The amount of power that the last-minute rewrite placed into the hands of the executive branch represents one other large issue with critics.
“They removed statutory timelines,” says Sayegh. “They removed a lot of the statutory guidelines requiring how the system would be implemented, and they transferred that authority to the governor’s office–so that they have essentially a singular authority for implementation of the program.”

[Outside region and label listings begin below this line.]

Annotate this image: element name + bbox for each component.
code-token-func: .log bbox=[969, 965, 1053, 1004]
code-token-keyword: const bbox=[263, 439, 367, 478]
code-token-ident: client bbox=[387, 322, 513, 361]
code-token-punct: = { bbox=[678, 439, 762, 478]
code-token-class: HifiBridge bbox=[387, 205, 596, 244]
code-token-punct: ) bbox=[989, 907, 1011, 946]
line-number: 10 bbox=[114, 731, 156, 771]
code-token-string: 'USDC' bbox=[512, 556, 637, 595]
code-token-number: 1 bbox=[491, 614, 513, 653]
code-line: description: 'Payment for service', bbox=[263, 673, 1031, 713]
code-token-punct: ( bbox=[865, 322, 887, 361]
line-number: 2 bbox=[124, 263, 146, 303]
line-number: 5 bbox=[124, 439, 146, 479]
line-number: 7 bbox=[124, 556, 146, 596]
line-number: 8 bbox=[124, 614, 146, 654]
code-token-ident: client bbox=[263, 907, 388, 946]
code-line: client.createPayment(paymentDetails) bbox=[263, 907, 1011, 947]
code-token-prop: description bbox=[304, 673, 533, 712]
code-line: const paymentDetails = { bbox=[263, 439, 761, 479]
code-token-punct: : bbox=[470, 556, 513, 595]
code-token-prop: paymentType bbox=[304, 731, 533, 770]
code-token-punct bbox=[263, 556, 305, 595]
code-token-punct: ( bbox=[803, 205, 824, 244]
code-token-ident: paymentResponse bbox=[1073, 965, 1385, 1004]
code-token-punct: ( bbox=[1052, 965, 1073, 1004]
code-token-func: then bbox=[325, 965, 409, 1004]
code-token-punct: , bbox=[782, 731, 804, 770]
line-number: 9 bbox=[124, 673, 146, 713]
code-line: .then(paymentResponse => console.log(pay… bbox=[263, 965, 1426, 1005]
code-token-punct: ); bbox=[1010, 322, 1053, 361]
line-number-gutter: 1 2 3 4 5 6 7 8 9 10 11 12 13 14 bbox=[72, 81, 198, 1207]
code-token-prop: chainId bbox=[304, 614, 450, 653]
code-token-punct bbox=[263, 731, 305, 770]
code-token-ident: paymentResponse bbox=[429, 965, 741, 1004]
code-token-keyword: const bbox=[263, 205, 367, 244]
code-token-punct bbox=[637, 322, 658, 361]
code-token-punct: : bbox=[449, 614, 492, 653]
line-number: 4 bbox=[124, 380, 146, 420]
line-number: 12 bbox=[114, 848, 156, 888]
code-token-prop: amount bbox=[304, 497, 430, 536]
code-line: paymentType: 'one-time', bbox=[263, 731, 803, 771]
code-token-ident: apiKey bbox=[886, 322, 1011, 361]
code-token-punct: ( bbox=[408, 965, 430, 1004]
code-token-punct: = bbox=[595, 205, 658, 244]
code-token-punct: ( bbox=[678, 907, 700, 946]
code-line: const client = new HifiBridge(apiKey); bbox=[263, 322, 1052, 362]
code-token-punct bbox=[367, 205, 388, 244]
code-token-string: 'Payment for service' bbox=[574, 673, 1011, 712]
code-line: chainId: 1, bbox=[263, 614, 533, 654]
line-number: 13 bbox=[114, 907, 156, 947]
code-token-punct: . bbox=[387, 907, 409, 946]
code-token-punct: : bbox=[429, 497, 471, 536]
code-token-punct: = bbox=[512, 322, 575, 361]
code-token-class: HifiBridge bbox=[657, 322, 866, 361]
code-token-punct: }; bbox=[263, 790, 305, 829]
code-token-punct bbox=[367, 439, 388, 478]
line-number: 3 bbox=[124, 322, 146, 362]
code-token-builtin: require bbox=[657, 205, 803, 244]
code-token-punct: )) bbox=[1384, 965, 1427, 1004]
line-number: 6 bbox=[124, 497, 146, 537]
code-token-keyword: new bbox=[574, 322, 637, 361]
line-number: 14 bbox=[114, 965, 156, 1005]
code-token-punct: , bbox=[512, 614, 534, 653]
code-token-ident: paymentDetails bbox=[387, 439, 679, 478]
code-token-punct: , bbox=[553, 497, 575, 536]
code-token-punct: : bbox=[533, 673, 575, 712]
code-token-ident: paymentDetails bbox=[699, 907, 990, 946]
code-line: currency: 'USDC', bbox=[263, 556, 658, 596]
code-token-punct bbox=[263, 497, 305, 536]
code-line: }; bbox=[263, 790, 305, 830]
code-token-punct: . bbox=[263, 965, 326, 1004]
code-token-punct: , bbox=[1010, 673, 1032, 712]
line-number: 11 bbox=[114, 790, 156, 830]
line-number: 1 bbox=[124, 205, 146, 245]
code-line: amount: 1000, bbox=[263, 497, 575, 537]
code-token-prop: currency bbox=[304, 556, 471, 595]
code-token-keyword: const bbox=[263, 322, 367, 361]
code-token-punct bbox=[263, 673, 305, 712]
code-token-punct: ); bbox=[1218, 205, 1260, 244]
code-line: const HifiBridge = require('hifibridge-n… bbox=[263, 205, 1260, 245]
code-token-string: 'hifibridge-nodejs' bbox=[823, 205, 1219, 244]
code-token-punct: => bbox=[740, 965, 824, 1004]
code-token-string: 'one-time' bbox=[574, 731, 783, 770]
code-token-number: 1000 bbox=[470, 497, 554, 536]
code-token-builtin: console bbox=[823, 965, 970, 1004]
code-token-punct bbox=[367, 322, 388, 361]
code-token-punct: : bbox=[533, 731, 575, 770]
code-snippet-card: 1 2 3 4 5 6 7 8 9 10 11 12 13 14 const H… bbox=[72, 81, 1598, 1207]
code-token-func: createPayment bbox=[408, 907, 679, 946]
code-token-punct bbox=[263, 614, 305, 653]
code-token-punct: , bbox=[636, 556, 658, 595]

“The ability of the governor to essentially shut down the program entirely is, I think, and extraordinary and unusual power to give to the governor,” says Gottfried. “And it is not very defined in the bill. Between that and the sunset provision, we may have difficulty encouraging qualified companies to invest in New York. Medical marijuana is a very expensive, highly technical industrial production.”
“I could come up with a much longer list [of concerns],” says Scavone. “But, big picture, as far as I’m concerned, is that this gets this off of the legislative radar and moves it over to the Department of Health, where we can hash it out under the security of departmental rule-making and such. And it allows us to go back to legislators with our main agenda . . . comprehensive cannabis policy reform.” Referring to the tens of thousands of people who are arrested for possession every year in New York City, often with devastating or violent results, he says, “We have long said that getting patients out of the crossfire is essential and we were dedicated to that. We are now looking forward to serious, comprehensive reform. That’s the silver lining to this not-so-hot piece of legislation.”
UPDATE: In an earlier version of this story, we somehow misplaced the “a” that preceded “panoply” in paragraph 10. We found and restored it.